Rail v. Morriss

This is an application by James O. Rail, filed in the Fifty-Seventh district court of Bexar county, against Will A. Morriss, Jr., as chairman, and other members, of the Democratic Executive Committee of Bexar County, to compel said committee to place his name upon the official ballot as a candidate for Representative in Congress from district No. 20, composed of Bexar county only, and to enjoin the committee from making an assessment against him of more than $1. The trial court denied the mandamus, and James O. Rail has perfected an appeal to this court.

The facts in this case are as follows:

James O. Rail is a candidate for the office of Representative in Congress from district No. 20. This district is composed of Bexar county only. The Democratic Executive Committee of Bexar County, *Page 739 at a regular meeting provided for in article 3117, R.S. 1925, assessed each candidate for Representative in Congress the sum of $1,125, as his proportionate share of the expense of conducting the Democratic Primary to be held on July 25, 1936, and duly notified each candidate of such assessment.

James O. Rail has tendered the sum of $1 and demanded the right to have his name appear upon the ballot as a candidate for Representative in Congress.

The question here presented is whether or not the Democratic Executive Committee has authority to assess against a candidate for Representative in Congress in a district composed of only one county his estimated proportion of the expense of holding the primary election.

The statutes which control this question are article 3108, as amended by Acts 1931, c. 105, § 2 (Vernon's Ann.Civ.St. art. 3108), and article 3116, R.S. 1925, as amended by Acts 1927, c. 54, § 1 (Vernon's Ann.Civ.St. art. 3116).

Article 3108 reads as follows: "Art. 3108. (3094) Expenses of primary. At the meeting of the county executive committee provided in Article 3117, the county committee shall also carefully estimate the cost of printing the official ballots, renting polling places where same may be found necessary, providing and distributing all necessary poll books, blank stationery and voting booths required, compensation of election officers and clerks and messengers, to report the result in each precinct to the county chairman, as provided for herein, and all other necessary expenses of holding such primaries in such counties and shall apportion such cost among the various candidates for nomination for county and precinct offices only as herein defined, and offices to be filled by the voters of such county, or precinct only (candidates for State offices excepted), in such manner as in their judgment is just and equitable, giving due consideration to the importance and emoluments of each such office for which a nomination is to be made, and shall, by resolution, direct the chairman to immediately mail to each person whose name has been requested to be placed on the official ballot a statement of the amount of such expenses so apportioned to him, with the request that he pay the same to the county chairman on or before the Saturday before the fourth Monday in June thereafter. (As amended Acts 1931, 42nd Leg. p. 180, ch. 105, § 2.)"

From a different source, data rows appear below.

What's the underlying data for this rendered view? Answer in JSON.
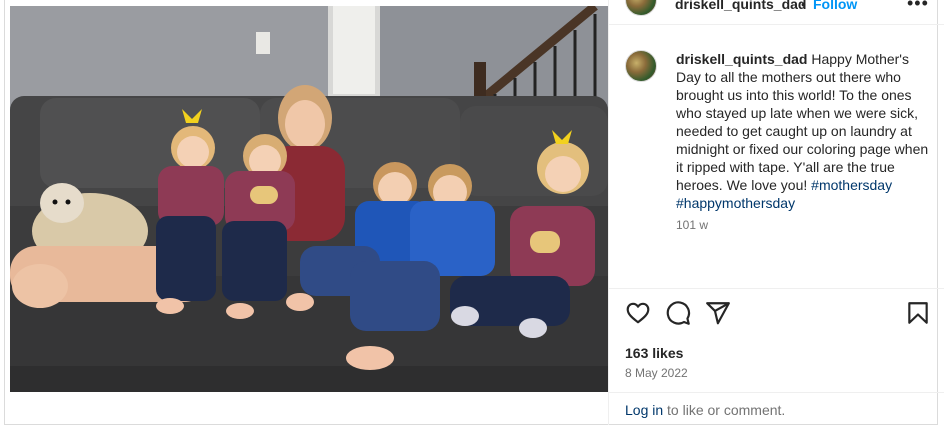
{
  "post": {
    "username": "driskell_quints_dad",
    "separator": "•",
    "follow_label": "Follow",
    "more_label": "•••",
    "caption_user": "driskell_quints_dad",
    "caption_text": "Happy Mother's Day to all the mothers out there who brought us into this world! To the ones who stayed up late when we were sick, needed to get caught up on laundry at midnight or fixed our coloring page when it ripped with tape. Y'all are the true heroes. We love you!",
    "hashtags": [
      "#mothersday",
      "#happymothersday"
    ],
    "age": "101 w",
    "likes": "163 likes",
    "date": "8 May 2022",
    "login_link": "Log in",
    "login_rest": " to like or comment."
  },
  "icons": {
    "like": "heart-icon",
    "comment": "comment-icon",
    "share": "share-icon",
    "save": "bookmark-icon"
  },
  "colors": {
    "follow": "#0095f6",
    "hashtag": "#00376b",
    "muted": "#737373"
  }
}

It is too plain for argument that the above article authorizes the county executive committee to assess against each county or precinct officer, and each officer who is to be voted upon by the voters of onecounty only, a pro rata portion of the estimated expense of conducting the primary election. If this were not true, the language "and offices to be filled by the voters of such county, or precinct only" would be meaningless. The late lamented Chief Justice Fly, in speaking for this court in the case of Holzschuher v. Wurzbach, 286 S.W. 289, construed this language to include district officers in districts composed of only one county, in a decision delivered on July 5, 1926, and with knowledge of this decision the Legislature thereafter, in 1931, re-enacted article 3108, using the same language. Under such facts it will be presumed that the Legislature used the language in the sense and intended it should be given the construction theretofore placed upon it by the court. We therefore hold that article 3108, R.S. 1925, as amended, authorized the county executive committee to assess a candidate for a district office composed of one county only, a just proportion of the estimated expense of conducting a primary election.

Article 3116 provides that no person's name shall be placed on the ballot as a candidate for a district, county, or precinct office who has not paid to the county executive committee, the amount of the estimated expense of holding such primary apportioned to him by the committee, and then provides for certain exceptions in the following language: "Provided, however, that no candidates for nomination for chief justice or associate justice of a court of civil appeals or for representative in Congress or for district judge or district attorney or any other district office in representative or judicial districts composed of four or more counties shall be required to pay more than one ($1.00) dollar to any county executive committee," etc.

It is plain from the above language that any candidate for a district office in a district composed of four or more counties cannot be required to pay more than $1 per county for the privilege of having his name placed upon the official ballot of a primary election. Appellant herein is not a candidate in a district composed of four or more counties and does not come within *Page 740 the exception provided for in said article 3116. Article 3116a, Vernon's Ann.Civ.St., makes a different provision with reference to State Senators and Representatives in the State Legislature. See, also, article 3168, R.S. 1925.

Accordingly, we conclude that the county Democratic executive committee properly assessed each candidate for Representative in Congress in and for district No. 20, the sum of $1,125, and that no candidate for such office should have his name placed upon the ballot unless he pays that sum within the time prescribed by law.

The judgment of the trial court is in all things affirmed, and the application for mandamus denied.